Conversaciones con mis nietos
Arsenio Rodríguez
Era un mundo raro. Lleno de sueños y desengaños. Las cosas corrían de lado a lado, en un quehacer desenfrenado y lento, como en mar abierto y aposento encerrado. “En uno mismo está la clave” –nos decíamos todos, haciendo caso omiso a nuestro decir y prestando atención al que dirán los demás. En eso caminaba cada uno. Entre definiciones ajenas, y enjambres de penas y alegrías, como las obras que uno leía, de lo que los otros dijeron, al pasar por el libro de la vida.Era un mundo raro, de sonrisas entre brisas y momentos profundos, donde el mundo se hacia vasto y diverso, aun en medio de aquella soledad de muchedumbre. Las manos no bastaban para afianzarse a lo real, porque todo resbalaba elusivo en aquel pasar de siempre. Tantos nombres, conceptos, propósitos, soluciones, amores imposibles e imaginaciones. Se manifestaban en multitudes tangibles e ilusorias, que llenaba el vacío de la nada, como si fuesen algo.
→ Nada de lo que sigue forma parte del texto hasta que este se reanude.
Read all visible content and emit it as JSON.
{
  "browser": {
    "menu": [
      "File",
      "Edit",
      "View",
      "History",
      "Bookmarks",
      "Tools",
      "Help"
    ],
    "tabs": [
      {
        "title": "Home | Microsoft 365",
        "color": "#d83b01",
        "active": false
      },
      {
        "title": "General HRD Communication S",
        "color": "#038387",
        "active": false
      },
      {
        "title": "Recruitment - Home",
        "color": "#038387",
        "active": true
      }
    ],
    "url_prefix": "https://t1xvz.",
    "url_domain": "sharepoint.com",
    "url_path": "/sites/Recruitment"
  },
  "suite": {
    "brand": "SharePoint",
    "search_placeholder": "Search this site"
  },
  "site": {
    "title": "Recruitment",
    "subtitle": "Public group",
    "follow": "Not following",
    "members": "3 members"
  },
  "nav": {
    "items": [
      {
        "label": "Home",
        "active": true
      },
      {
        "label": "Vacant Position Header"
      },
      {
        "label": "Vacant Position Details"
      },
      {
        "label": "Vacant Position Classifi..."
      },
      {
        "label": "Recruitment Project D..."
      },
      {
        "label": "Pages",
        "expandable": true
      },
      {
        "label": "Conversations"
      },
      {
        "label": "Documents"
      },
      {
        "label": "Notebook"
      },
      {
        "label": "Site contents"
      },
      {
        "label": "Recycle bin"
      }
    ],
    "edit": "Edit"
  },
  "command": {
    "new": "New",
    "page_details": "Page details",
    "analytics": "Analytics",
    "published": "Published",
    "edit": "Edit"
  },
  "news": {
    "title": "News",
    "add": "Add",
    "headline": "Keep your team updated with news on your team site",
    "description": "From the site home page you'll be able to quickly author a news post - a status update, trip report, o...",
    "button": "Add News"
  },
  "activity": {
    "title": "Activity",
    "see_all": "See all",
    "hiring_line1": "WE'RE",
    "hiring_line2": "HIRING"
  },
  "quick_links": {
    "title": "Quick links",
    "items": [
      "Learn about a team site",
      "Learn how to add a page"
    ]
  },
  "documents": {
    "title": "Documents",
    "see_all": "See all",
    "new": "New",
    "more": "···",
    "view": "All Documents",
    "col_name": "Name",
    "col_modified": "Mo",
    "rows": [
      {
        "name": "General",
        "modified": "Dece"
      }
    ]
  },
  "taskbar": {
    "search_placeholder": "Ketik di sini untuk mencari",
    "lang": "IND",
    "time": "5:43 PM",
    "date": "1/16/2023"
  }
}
Los cuentos eran los mismos, aunque a su vez eran, únicos, diversos, diferentes, pero tenían siempre el mismo desenlace al final; el del agua regresando al mar.
Era un mundo raro de costumbres y sociedad, cultura y pensamiento, instinto y sentimiento. En cualquier momento, uno dejaba atrás el anterior y pensaba en el próximo. Era una vida en santiamén, pero que duraba una eternidad. Y así iba uno por el camino, despacio, hilvanando el tejido, con cada paso tomado, sin saber, porqué uno era como era, o si uno era lo que uno creía ser.
Era un mundo raro pleno de intimidad, donde el aliento alimentaba la sensación de identidad propia, y el cuerpo formado por innumerables colmenas y membranas, respiraba y construía el teatro, la catedral, donde los múltiples personajes de cada uno se representaban en la ópera del silencio, cantando la canción, en coro o en solo, ante una audiencia que nunca existió fuera de uno mismo.
Era un mundo raro donde cada uno caminaba asombrado, ante la inercia de los procesos inevitables que los llevaban hacia las cuencas y hacia el mar. A veces en burbujeantes esquinas de meandros turbulentos, parecía que cada uno decidía los cambios en sus rumbos de agua en escorrentía, pero todos desembocaban inevitable y finalmente en el mar.
Era un mundo raro donde el océano se vertía en riachuelo, en lluvia, en pozo, en célula, en lágrima, en aguas negras y se derramaba desde las nubes por todas partes, sin dejar de ser mar, ni por un sólo momento. Para ronronearse en su asombro de sí mismo, y hacerse espuma de posibilidad aparente, en esas volteretas, que de repente pretendían ser libertad de curso, pero que no eran sino piruetas para celebrarse en su fluir, de pasar de ser mar, a ser mar, sin dejar nunca de serlo.
Era un mundo raro que no era.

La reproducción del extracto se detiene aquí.